Namanya Abdullah bin Ubay bin Salul. Dia muslim dan tokoh, tapi
ucapan serta tindakannya gemar menyakiti kaum Muslimin. Berislam tanpa
ghirah dan kedalaman iman. Sosok ini kontroversial, tak segan keluar
dari barisan umat Islam. Dialah representasi figur nifaq dan fasiq!
Abdullah
awalnya Kepala Suku Bani Khazraj di Yatsrib. Kemudian masuk Islam
setelah Nabi dan kaum Muslimun hijrah ke Madinah. Konon pengetahuannya
lumayan cukup, dan tentu saja bahasa Arab-nya fasih. Namun, keislamannya
tidak pernah tuntas, hingga sering berkhianat pada perjuangan Nabi dan
umat Islam.
Banyak peristiwa gaduh akibat fitnah, ujaran,
dan siasat Abdullah bin Ubay.
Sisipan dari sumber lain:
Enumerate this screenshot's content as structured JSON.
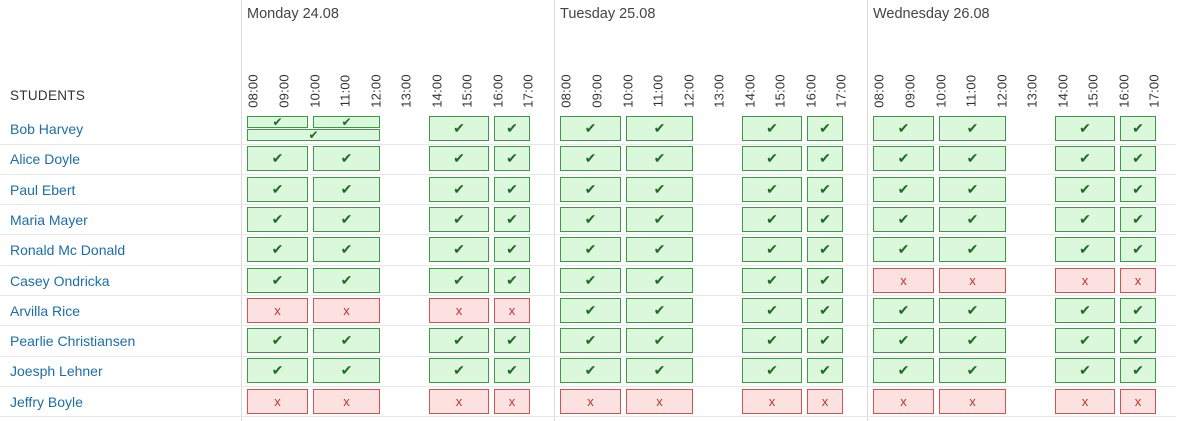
{
  "header": {
    "students_label": "STUDENTS"
  },
  "days": [
    {
      "label": "Monday 24.08"
    },
    {
      "label": "Tuesday 25.08"
    },
    {
      "label": "Wednesday 26.08"
    }
  ],
  "times": [
    "08:00",
    "09:00",
    "10:00",
    "11:00",
    "12:00",
    "13:00",
    "14:00",
    "15:00",
    "16:00",
    "17:00"
  ],
  "slot_groups": [
    "08:00-10:00",
    "10:00-12:00",
    "14:00-16:00",
    "16:00-17:00"
  ],
  "marks": {
    "ok": "✔",
    "no": "x"
  },
  "colors": {
    "ok_fill": "#dbf7dc",
    "ok_border": "#3c9a44",
    "no_fill": "#fbe1e0",
    "no_border": "#d15450",
    "link": "#1a6ea8"
  },
  "students": [
    {
      "name": "Bob Harvey",
      "status": [
        [
          "split",
          "split",
          "ok",
          "ok"
        ],
        [
          "ok",
          "ok",
          "ok",
          "ok"
        ],
        [
          "ok",
          "ok",
          "ok",
          "ok"
        ]
      ]
    },
    {
      "name": "Alice Doyle",
      "status": [
        [
          "ok",
          "ok",
          "ok",
          "ok"
        ],
        [
          "ok",
          "ok",
          "ok",
          "ok"
        ],
        [
          "ok",
          "ok",
          "ok",
          "ok"
        ]
      ]
    },
    {
      "name": "Paul Ebert",
      "status": [
        [
          "ok",
          "ok",
          "ok",
          "ok"
        ],
        [
          "ok",
          "ok",
          "ok",
          "ok"
        ],
        [
          "ok",
          "ok",
          "ok",
          "ok"
        ]
      ]
    },
    {
      "name": "Maria Mayer",
      "status": [
        [
          "ok",
          "ok",
          "ok",
          "ok"
        ],
        [
          "ok",
          "ok",
          "ok",
          "ok"
        ],
        [
          "ok",
          "ok",
          "ok",
          "ok"
        ]
      ]
    },
    {
      "name": "Ronald Mc Donald",
      "status": [
        [
          "ok",
          "ok",
          "ok",
          "ok"
        ],
        [
          "ok",
          "ok",
          "ok",
          "ok"
        ],
        [
          "ok",
          "ok",
          "ok",
          "ok"
        ]
      ]
    },
    {
      "name": "Casey Ondricka",
      "status": [
        [
          "ok",
          "ok",
          "ok",
          "ok"
        ],
        [
          "ok",
          "ok",
          "ok",
          "ok"
        ],
        [
          "no",
          "no",
          "no",
          "no"
        ]
      ]
    },
    {
      "name": "Arvilla Rice",
      "status": [
        [
          "no",
          "no",
          "no",
          "no"
        ],
        [
          "ok",
          "ok",
          "ok",
          "ok"
        ],
        [
          "ok",
          "ok",
          "ok",
          "ok"
        ]
      ]
    },
    {
      "name": "Pearlie Christiansen",
      "status": [
        [
          "ok",
          "ok",
          "ok",
          "ok"
        ],
        [
          "ok",
          "ok",
          "ok",
          "ok"
        ],
        [
          "ok",
          "ok",
          "ok",
          "ok"
        ]
      ]
    },
    {
      "name": "Joesph Lehner",
      "status": [
        [
          "ok",
          "ok",
          "ok",
          "ok"
        ],
        [
          "ok",
          "ok",
          "ok",
          "ok"
        ],
        [
          "ok",
          "ok",
          "ok",
          "ok"
        ]
      ]
    },
    {
      "name": "Jeffry Boyle",
      "status": [
        [
          "no",
          "no",
          "no",
          "no"
        ],
        [
          "no",
          "no",
          "no",
          "no"
        ],
        [
          "no",
          "no",
          "no",
          "no"
        ]
      ]
    }
  ]
}
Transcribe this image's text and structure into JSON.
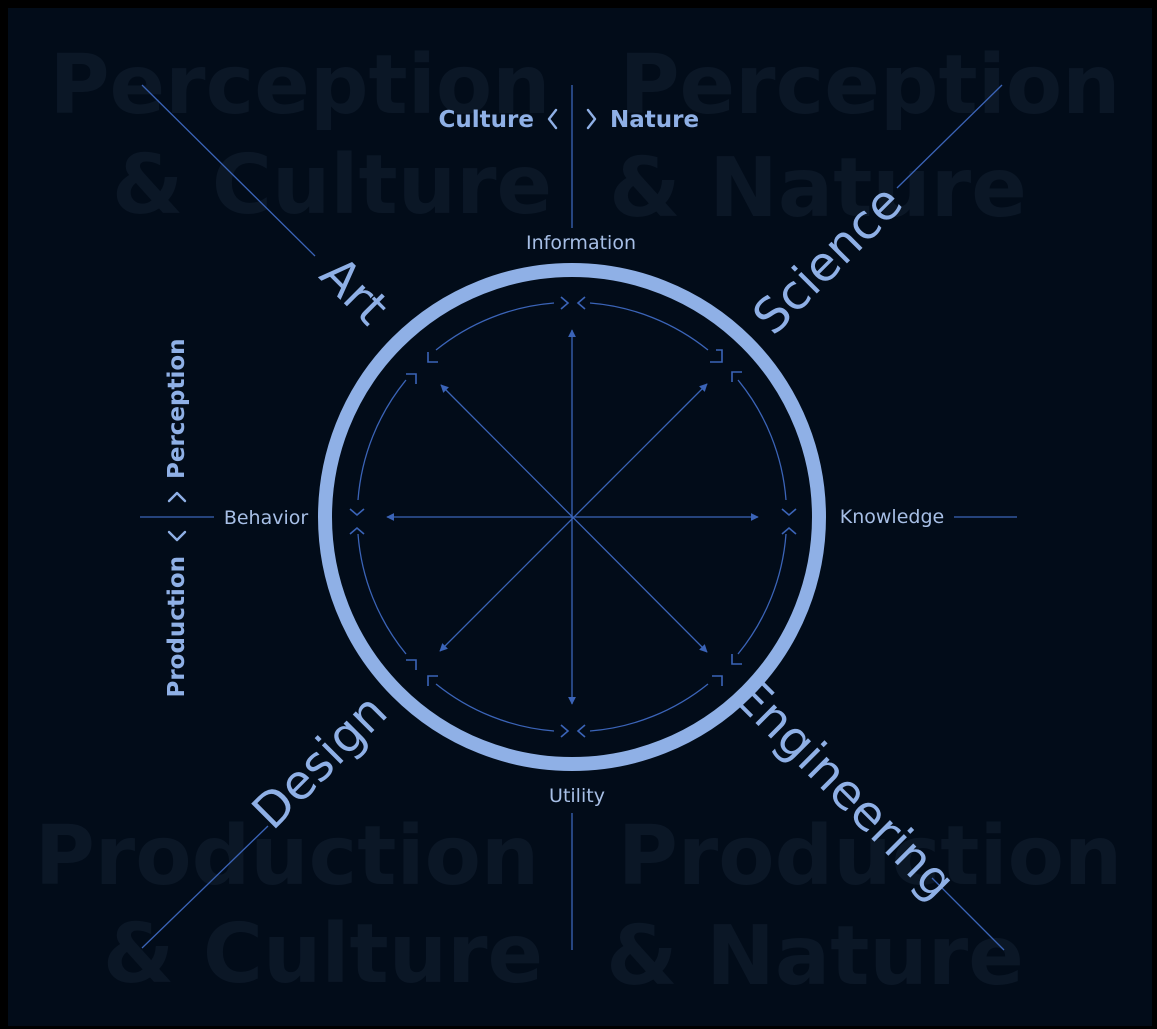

Dia otak intelektual di balik peristiwa
hadis al-ifqi yang memfitnah Siti Aisyah radliyallahu 'anha. Sosok ini
pasca perang Ahzab dan pada peristiwa pemgkhianatan Banu Musthaliq
pernah berujar bahwa kaum yang terhina --maksudnya Nabi dan umat Islam--
akan diusir dari Madinah. Dia pula bersama pengikutnya berkhianat pada
Perang Uhud, yang berakhir dengan kekalahan umat Islam.
Abdullah
bin Ubay selalu menyimpang dari barisan umat Islam dan menyebabkan
masalah di tubuh kaum Muslimun. Umar bin Khattab sampai meminta izin
Rasulullah untuk memenggal kepalanya karena selalu bikin fitnah dan
masalah di internal umat Islam. Putranya yang shaleh, Abdullah bin
Abdullah bin Ubay, justru mengajukan diri sebagai pelaku yang siap
menghukum ayahnya itu jika Nabi mengizinkan.
Nabi tentu tak
merestuinya, bahkan baginda memintakan ampun kepada Allah atas segala
perbuatan nifaq Abdullah bin Ubay itu. Hingga kemudian turun ayat
Al-Quran, yang artinya: "Dan janganlah kamu sekali-kali menyembahyangkan
(jenazah) seorang yang mati di antara mereka, dan janganlah kamu
berdiri (mendoakan) di kuburnya. Sesungguhnya mereka telah kafir kepada
Allah dan Rasul-Nya dan mereka mati dalam keadaan fasik." (QS At-Taubah:
84).
Problem klasik
Umat Islam Indonesia maupun di fora Dunia Muslim sering ditimpa beban berat karena masalah internal dirinya. Islam
mahjubu bil-muslimin, ujar Muhammad Abduh. Saksikan di Timur Tengah saat ini, betapa porakporandanya saudara-saudara Muslim. Kehadiran ISIS
(Isalamic State of Iraq and Syiria)
apapun dan siapapun di belakangnya, muaranya berujung pada pemghancuran
Dunia Arab dan Islam. Suriah dan Yaman hancur karena perang saudara.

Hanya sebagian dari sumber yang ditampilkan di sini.